The easyest way would be to log into your machine as root. You won't even have to bother using Terminal though. But you will encounter one problem - root has its own password that is hidden to you. But there is a nice workaround.
Go to applications/utilities and open NetInfo Manager. A window will appear.
You then select users/yourname.
Click on the lock at the bottomn of the window and enter your administrator password (you have to be logged in as an administrator at this time). Now NetInfo Manager is unlocked.
In the lower list choose the value for passwd, highlight and copy it in the clipboard.
As before, go to users/root in the upper list in the window. Select it.
In the lower list choose the value for passwd, highlight and paste from the clipboard.
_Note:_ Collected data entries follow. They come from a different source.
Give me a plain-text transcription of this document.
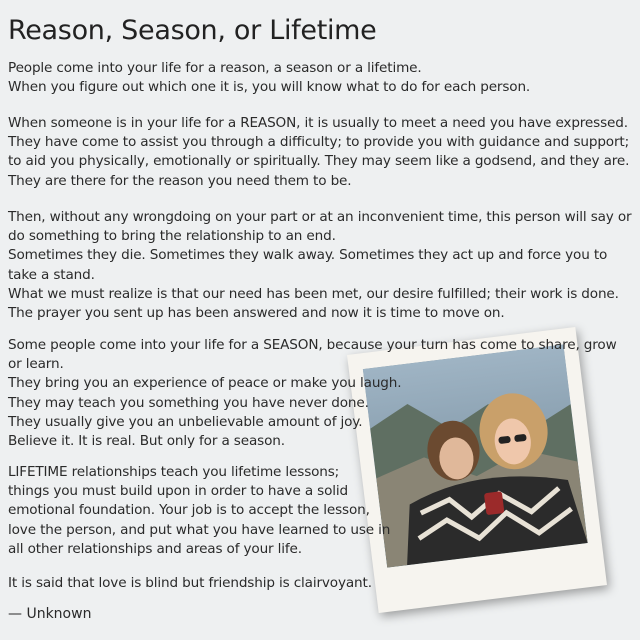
Reason, Season, or Lifetime

People come into your life for a reason, a season or a lifetime.
When you figure out which one it is, you will know what to do for each person.

When someone is in your life for a REASON, it is usually to meet a need you have expressed.
They have come to assist you through a difficulty; to provide you with guidance and support;
to aid you physically, emotionally or spiritually. They may seem like a godsend, and they are.
They are there for the reason you need them to be.

Then, without any wrongdoing on your part or at an inconvenient time, this person will say or
do something to bring the relationship to an end.
Sometimes they die. Sometimes they walk away. Sometimes they act up and force you to
take a stand.
What we must realize is that our need has been met, our desire fulfilled; their work is done.
The prayer you sent up has been answered and now it is time to move on.

Some people come into your life for a SEASON, because your turn has come to share, grow
or learn.
They bring you an experience of peace or make you laugh.
They may teach you something you have never done.
They usually give you an unbelievable amount of joy.
Believe it. It is real. But only for a season.

LIFETIME relationships teach you lifetime lessons;
things you must build upon in order to have a solid
emotional foundation. Your job is to accept the lesson,
love the person, and put what you have learned to use in
all other relationships and areas of your life.

It is said that love is blind but friendship is clairvoyant.

— Unknown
Lock again. That's it. Root will have you password now, which you can use in the log-in process. (Log out first!!!)
What it does?
Root got another password than you selected while installing OSX for the administrator. I think, Apple wanted to make sure, all the Mac Users that like moving things around in the system, cannot make severe damage to the system. In OS9 you could damage your machine seriously, but OS10 is off for another horizon. It's Unix. So if you are not sure about how it works - better don't explore your new possibilities by trial and error. Remember, logging in as root gives you total control over the system. It's powerful stuff - and you have been warned.
Nevertheless, I think we should decide on our own whether to log in as Donald Duck, Administrator or even root. We're grown up people here. This is why I showed you the trick.
Your password is scrambled in NetInfo Manager. But if you copy the scrambled password to root's password - the system will believe it`s the same password.